Structure
The market creator defines market title, duration, rules and the initial prize pool.

Users then add options who they think is the best option for this market. To filter noisy or 'bad' signals from high-quality information, users stake capital in the options they provide and they believe provides the highest value to the market creator. The more capital staked in an option, the higher the conviction that this is an opportunity worth looking into. The prize money is distributed to the options that provide the most value, not based on where the most capital is staked.
Reasoning
By focusing on the market’s purpose, it becomes clear that a unique market model is required. The goal is to surface new information that creates value, which calls for permissionless option creation and a fundamentally different resolution mechanism.

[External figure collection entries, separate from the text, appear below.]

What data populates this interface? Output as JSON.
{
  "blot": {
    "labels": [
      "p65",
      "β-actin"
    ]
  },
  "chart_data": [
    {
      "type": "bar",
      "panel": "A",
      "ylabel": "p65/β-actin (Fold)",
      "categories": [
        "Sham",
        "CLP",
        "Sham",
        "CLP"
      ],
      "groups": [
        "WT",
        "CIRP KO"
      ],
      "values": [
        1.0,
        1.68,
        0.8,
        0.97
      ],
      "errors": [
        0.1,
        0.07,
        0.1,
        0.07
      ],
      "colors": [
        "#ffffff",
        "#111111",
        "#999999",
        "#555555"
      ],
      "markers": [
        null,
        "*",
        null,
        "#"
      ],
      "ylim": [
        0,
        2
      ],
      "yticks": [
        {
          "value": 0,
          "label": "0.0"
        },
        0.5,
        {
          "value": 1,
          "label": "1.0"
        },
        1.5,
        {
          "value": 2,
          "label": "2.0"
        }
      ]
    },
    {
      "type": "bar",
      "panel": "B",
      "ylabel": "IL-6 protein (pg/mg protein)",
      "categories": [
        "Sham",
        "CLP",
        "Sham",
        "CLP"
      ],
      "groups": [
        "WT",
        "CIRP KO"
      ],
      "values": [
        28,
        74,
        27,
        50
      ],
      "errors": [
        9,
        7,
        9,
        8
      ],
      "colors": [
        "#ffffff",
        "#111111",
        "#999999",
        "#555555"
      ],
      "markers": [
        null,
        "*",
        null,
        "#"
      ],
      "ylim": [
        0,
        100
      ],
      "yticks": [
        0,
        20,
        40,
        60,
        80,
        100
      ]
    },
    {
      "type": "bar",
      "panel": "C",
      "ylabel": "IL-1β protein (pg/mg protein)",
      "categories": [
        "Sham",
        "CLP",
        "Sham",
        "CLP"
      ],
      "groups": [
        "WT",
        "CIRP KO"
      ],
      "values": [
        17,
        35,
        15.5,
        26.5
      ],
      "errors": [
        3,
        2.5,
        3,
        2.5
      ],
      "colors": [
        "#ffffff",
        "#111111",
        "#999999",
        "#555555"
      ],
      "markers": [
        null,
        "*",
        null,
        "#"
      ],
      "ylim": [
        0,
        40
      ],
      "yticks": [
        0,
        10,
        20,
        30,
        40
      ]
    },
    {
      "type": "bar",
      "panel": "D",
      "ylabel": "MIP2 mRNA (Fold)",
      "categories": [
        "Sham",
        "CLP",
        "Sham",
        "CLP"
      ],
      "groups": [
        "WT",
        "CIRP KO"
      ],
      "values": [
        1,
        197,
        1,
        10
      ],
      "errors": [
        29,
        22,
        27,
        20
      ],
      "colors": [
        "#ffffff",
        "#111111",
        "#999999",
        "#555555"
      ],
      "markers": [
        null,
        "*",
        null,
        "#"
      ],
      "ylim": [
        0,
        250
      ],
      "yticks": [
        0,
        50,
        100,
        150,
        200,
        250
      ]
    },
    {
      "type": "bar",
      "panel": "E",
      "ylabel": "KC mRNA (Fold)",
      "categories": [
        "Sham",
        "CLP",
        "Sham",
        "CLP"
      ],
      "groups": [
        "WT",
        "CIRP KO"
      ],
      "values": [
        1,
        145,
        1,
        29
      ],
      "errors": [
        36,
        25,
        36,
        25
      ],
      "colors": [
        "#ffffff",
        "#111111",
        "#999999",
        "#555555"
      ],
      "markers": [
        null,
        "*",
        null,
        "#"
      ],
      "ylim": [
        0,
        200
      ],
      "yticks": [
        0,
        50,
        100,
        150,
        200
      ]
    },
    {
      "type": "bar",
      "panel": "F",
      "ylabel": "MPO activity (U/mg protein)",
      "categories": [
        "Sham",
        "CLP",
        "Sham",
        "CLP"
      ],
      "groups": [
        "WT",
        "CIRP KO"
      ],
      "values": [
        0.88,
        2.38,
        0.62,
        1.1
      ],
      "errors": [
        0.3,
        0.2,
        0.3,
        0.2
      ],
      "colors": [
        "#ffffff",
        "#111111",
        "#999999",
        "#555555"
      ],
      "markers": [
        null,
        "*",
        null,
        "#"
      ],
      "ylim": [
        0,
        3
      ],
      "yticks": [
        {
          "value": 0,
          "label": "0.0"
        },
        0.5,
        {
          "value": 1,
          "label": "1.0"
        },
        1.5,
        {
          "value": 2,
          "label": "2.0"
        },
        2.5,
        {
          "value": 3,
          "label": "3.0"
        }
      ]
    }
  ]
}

If markets are resolved based on what happens, participants are incentivized to predict decisions rather than contribute value. For example, if I know that a music label plans to sign a specific artist, my optimal strategy is simply to add that option and allocate capital to it, creating zero additional value for the decision-maker.
Instead, if winning options are defined by the value they provide, incentives shift. Participants are motivated to propose and back options they believe will be most valuable to the decision-maker. Assuming decision-makers are capable of recognizing the best option when presented with it, this effectively aligns incentives around surfacing high-value opportunities. In this sense, opportunity markets move closer to decision markets, the foundation of Futarchy, where markets are used to optimize outcomes rather than merely predict them.
That said, resolving markets based on perceived value is far more subjective than resolving them based on publicly verifiable outcomes. Participants may hesitate to risk capital when outcomes depend on the judgment of a single party or a group. To address this, participants are not exposed to direct losses. Instead, they stake capital to signal conviction, with 'skin in the game' coming from the opportunity cost of that capital rather than the risk of nominal loss.